Вот как он развивает, между прочим, эту мысль в письмах "Об эстетическом развитии человека". Я приведу его взгляды довольно полно и почти в подстрочном переводе, потому что сочинение это не вошло в русское издание.
"В старину (главным образом в Греции) при прекрасном расцвете духовных сил чувства и дух еще не поделили своих владений между ними не было раздора. Поэзия и умозрение были родные сестры, которые в случае надобности могли даже заменить друг друга, потому что обе они преследовали истину, только разными путями. Как бы высоко ни поднималось умозрение, оно поднимало вместе с собой и материю, чувственную сторону человека. Правда, мысль разлагала человеческую природу, наделяя в увеличенном виде ее элементами весь круг богов, но она не разрывала природы человека на куски, а только различно комбинировала ее, так что каждый отдельный бог был все-таки цельною личностью. В новые времена совсем не то. И у нас элементы человеческой природы разбросаны в увеличенном виде по отдельным индивидам, но в кусках, а не в различных смешениях, так что для получения родового единства надо было бы слить несколько индивидов.
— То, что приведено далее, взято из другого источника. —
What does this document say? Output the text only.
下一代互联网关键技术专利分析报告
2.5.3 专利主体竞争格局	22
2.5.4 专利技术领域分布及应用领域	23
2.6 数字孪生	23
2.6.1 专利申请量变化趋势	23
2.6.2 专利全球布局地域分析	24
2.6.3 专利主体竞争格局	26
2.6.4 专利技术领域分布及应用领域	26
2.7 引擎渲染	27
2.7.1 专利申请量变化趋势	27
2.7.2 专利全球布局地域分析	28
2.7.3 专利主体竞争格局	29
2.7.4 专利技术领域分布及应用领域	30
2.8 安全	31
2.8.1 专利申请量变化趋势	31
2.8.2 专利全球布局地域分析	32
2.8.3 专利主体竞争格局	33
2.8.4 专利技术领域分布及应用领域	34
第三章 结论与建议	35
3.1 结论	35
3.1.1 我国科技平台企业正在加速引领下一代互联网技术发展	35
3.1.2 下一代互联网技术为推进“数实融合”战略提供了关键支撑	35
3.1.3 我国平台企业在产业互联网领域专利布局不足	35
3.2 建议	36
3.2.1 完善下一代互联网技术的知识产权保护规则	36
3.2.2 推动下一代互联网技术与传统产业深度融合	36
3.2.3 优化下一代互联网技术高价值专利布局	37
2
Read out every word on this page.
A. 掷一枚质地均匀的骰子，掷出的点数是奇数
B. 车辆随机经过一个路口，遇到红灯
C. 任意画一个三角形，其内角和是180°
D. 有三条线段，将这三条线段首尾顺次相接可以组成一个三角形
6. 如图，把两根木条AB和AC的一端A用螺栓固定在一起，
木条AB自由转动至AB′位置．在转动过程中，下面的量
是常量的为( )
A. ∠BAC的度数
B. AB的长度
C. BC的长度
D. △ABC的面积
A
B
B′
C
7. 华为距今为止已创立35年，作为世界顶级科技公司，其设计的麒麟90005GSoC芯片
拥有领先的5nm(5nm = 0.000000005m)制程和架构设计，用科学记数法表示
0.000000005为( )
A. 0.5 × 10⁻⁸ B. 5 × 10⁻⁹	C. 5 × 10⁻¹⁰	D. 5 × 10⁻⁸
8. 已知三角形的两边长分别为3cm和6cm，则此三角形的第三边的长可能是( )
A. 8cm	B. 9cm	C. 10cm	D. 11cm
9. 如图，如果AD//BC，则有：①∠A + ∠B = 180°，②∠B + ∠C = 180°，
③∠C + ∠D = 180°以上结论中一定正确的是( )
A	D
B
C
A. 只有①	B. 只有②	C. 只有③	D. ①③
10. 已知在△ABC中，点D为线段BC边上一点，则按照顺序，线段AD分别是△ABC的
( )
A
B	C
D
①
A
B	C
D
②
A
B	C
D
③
Можно даже сказать, что у нас душевные силы и в действительности разделены так же резко, как делит их в отвлечении психолог, и мы видим не только отдельных субъектов, но целые классы людей, в которых развита только одна часть способностей, а все остальное замерло, едва оставив после себя след".
Шиллер не отрицает преимуществ теперешних людей, взятых в совокупности, над такою же совокупностью людей древнего мира. Но почему каждый отдельный грек мог считаться полным представителем своего времени, а каждый отдельный нынешний человек - нет?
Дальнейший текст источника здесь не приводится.